The study mentions that heat can induce bone marrow expansion.  Equilibrium temperature can increase calcium uptake.  Cold temperature induces endoplasmic reticulum stress.  HSP70 expression is affected by temperature.  Hydrostatic Pressure also increases HSP70.  HMGB1 is negatively correlated with temperature.  HMGB1 seems to encourage the early stages of chondrogenesis.  This would be a good thing in the formation of the growth but could be a bad thing in the later stages as it may effect the degree of endochondral ossification of the growth plate reducing longitudinal bone growth.  But mice that lack HMGB1 have shorter bones.  Heat also can incude TRPV4 activation.  TRPV4 may modulate bone elongation by affecting cell volume in chondrocytes.  However, continuously active TRPV4 mutants have abnormal endochondral ossification and reduced longitudinal bone growth.

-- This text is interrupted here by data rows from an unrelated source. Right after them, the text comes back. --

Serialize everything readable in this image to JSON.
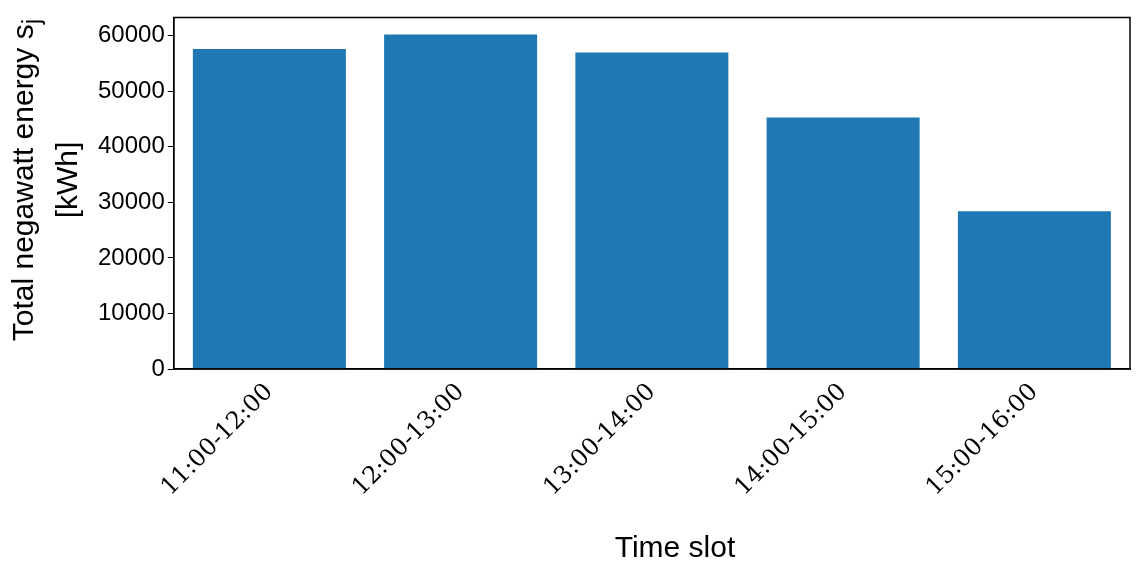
{
  "chart_data": {
    "type": "bar",
    "xlabel": "Time slot",
    "ylabel": "Total negawatt energy s$_{j}$ [kWh]",
    "categories": [
      "11:00-12:00",
      "12:00-13:00",
      "13:00-14:00",
      "14:00-15:00",
      "15:00-16:00"
    ],
    "values": [
      57600,
      60200,
      57000,
      45300,
      28400
    ],
    "color": "#1f77b4",
    "ylim": [
      0,
      63300
    ],
    "yticks": [
      0,
      10000,
      20000,
      30000,
      40000,
      50000,
      60000
    ],
    "grid": false,
    "legend": false
  }
}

” warm temperature could facilitate bone elongation by increasing the number of cells that could become bone forming osteoblasts at the chondro-osseous junction. There is also evidence that cold could limit bone elongation by directly inhibiting osteoblast activity.”<-Which would mean that heat wouldn’t play a role in neo-growth plate formation.

” leptin deficiency produces a contrasting phenotype in the limb bones and spine (short femurs and long spine)”

“Blood flow could be permanently modified by temperature through the route of new vessel formation, or angiogenesis”

“disrupted blood flow markedly impairs limb growth”

“surgical obstruction of the principal nutrient artery within the tibia marrow cavity of rabbits caused blood to be shunted toward the metaphyseal vessels and increased blood flow to the growth plate. Within three months after the surgery, the operated tibia had grown significantly longer compared to the contralateral side that received the normal blood supply”

So blood flow seems to be the most promising way to increase longitudinal bone growth and inducing new growth plates is not a ruled out effect of increasing blood flow so that LSJL likely increases blood flow is a good sign.

4 thoughts on “Environmental Inputs on Longitudinal Bone Growth

  1. Telmo

    Hello

    What can people with open growth plates do for increasing their height?

    Thank you, Tyler, your blog is the best in this area!